Leçon de Côte-d’Ivoire

Publié le 2021-07-30 | lenouvelliste.com

Cette semaine, un ancien président ivoirien a rendu visite à l’actuel président de la Côte-d’Ivoire, en sa résidence.

Le chef de l’Etat Alassane Ouattara et Laurent Gbagbo, le président qu’il a remplacé, se sont rencontrés pour la première fois depuis la sanglante crise postélectorale de 2010-2011.

La rencontre ne s’est pas déroulée en terrain neutre mais au palais présidentiel, à Abidjan.

Pour bien comprendre l’inimitié entre les deux hommes, il faut se rappeler qu’ils se sont affrontés dans les urnes et que leurs partisans se sont battus dans une guerre civile qui a fait plus de trois mille morts.

Alassane Ouattara a gagné et occupe la présidence depuis 2011. Laurent Gbagbo était jusqu’à récemment en prison. Il a été jugé et acquitté par la Cour pénale internationale.

Tout devrait séparer à jamais les deux hommes, mais ils se sont rencontrés. Sans avoir résolu auparavant la totalité de leurs différends, ils se sont assis autour d’une même table.

En préambule de la rencontre, l’ancien président a simplement demandé à son successeur de faire tout son possible pour libérer ses partisans qui sont encore en prison. « Si moi leur chef je suis libre… », a souligné Laurent Gbagbo.

Il n’y avait pas de conditions préalables à la rencontre. Le dialogue est lancé.

Personne ne peut dire ce qu’il adviendra dans les mois qui viennent en Côte-d’Ivoire quand le pays sera à nouveau en période électorale. On constate cependant que deux leaders ont décidé de faire la paix en ce mois de juillet en dépit des cadavres et autres obstacles qui les séparent.

La Côte-d’Ivoire ressemble en beaucoup de points à Haïti. Le pays connaît une démocratisation mouvementée comme Haïti. A très peu de moyens comme Haïti.

La grande différence en ce mois de juillet est qu’en Haïti, des leaders, qui en majorité n’ont jamais été élus et qui ne détiennent aucun mandat, s’ingénient à ne pas vouloir s’entendre ni même à se parler face à face, ce, depuis des années.

À chaque fois, les aspirants leaders haïtiens trouvent une raison pour ne pas s’entendre ni entre eux ni avec leurs amis, encore moins avec leurs ennemis.

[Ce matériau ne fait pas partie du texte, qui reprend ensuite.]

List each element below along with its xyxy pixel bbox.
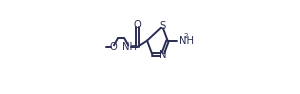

Ceux qui ont cru un instant que la disparition tragique du président Jovenel Moïse allait provoquer un électrochoc ont eu pour leur quota de naïveté. Le pays s’est simplement découvert de nouveaux candidats. Et candidate…

Depuis dix ans, Haïti excelle à inventer des crises et à ne pas rechercher des solutions.

Dans les pays pauvres comme le nôtre, les pauvres sont plus pauvres qu’ailleurs, les riches moins riches qu’ailleurs et les bandits plus agressifs qu’ailleurs. Et voilà que chaque secteur fait tout pour que Haïti devienne plus pauvre chaque jour.

Les pauvres ne rêvent pas d’être moins pauvres, ni les riches plus riches, ni les voleurs plus opulents en Haïti.

Ce qui s’est passé en Côte-d’Ivoire en ce mois de juillet devrait nous inspirer. Malheureusement, les Haïtiens sont trop occupés à prolonger sans fin le chapelet des calamités nationales. Haïti redouble la même classe chaque année. Relit la page du même livre depuis des temps immémoriaux. Refuse d’avancer.

Pour le moment, l’opposition, la société civile, les tenants du pouvoir, les hommes d’affaires et même le peuple, tout le monde se sent confortable dans la misère ambiante. Il n’y a ni révolte, ni révolution, ni projet réformiste en gestation dans aucun camp.

On ne peut même pas rêver d’un avenir meilleur, fruit du hasard pour la simple et bonne raison que pour le moment personne n’ose parier sur un numéro. Cela demande trop d’efforts et d’engagements que de rêver un avenir meilleur.